With the recent announcement that the U.S. Open will come to Chambers Bay in University Place in 2015, Combs wants Tacoma prepared for the influx of golf fans who will attend the prestigious event.

“In seven years, I would hate to look at this skyline and not see two or three more hotels,” Combs said.

Bobo noted some city governments are getting into the business of building hotels to assist their convention centers. “That is not something I would necessarily recommend.”

Carmen McIntyre, sales manager for the convention center, told council members that business travel is up nationwide. McIntyre, who used to work at the Sheraton (now Hotel Murano), said the ideal situation would be to have a hotel in the 500-room range attached to the center.

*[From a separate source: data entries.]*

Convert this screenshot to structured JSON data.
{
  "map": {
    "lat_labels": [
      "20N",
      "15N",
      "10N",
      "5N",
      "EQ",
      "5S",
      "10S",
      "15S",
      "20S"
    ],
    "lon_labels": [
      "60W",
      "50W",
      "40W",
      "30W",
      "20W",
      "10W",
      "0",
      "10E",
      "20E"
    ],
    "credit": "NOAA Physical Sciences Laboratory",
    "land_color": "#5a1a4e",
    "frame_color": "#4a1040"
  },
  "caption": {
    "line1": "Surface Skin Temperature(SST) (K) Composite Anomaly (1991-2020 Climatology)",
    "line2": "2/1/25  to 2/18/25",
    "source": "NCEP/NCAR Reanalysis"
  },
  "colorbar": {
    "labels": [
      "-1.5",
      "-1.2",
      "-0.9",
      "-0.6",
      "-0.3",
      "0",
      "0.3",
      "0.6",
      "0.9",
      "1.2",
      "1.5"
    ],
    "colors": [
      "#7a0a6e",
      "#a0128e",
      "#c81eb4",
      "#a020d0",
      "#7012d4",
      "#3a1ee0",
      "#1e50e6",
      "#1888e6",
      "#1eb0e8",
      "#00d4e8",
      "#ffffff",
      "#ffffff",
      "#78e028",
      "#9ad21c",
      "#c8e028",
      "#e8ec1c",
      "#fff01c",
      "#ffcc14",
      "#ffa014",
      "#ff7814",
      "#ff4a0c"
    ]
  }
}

At one point that was in the plans. Early designs had a hotel built above the center. City leaders later scrapped that idea, as landing a hotel operator was not coming together and they did not want to halt construction of the center. A parcel across the street was identified for hotel use, and eventually the Marriot was built on that site.

There are three hotel projects in the works downtown.

A Seattle developer wants to build one on Thea Foss Waterway, which would not qualify as within walking distance. He has struggled to secure financing.

Prium Properties purchased the Winthrop Apartments with plans to convert it back to its former use as a luxury hotel. Under terms of an agreement with the city, Prium would have to give the residents of the low-income apartment building a year to find new homes before renovation could begin.

Another developer wants to build a hotel on the site of the former Heidelberg Brewery, about six blocks south of the convention center.

The city plans to hire a consultant to analyze the hotel market later this year.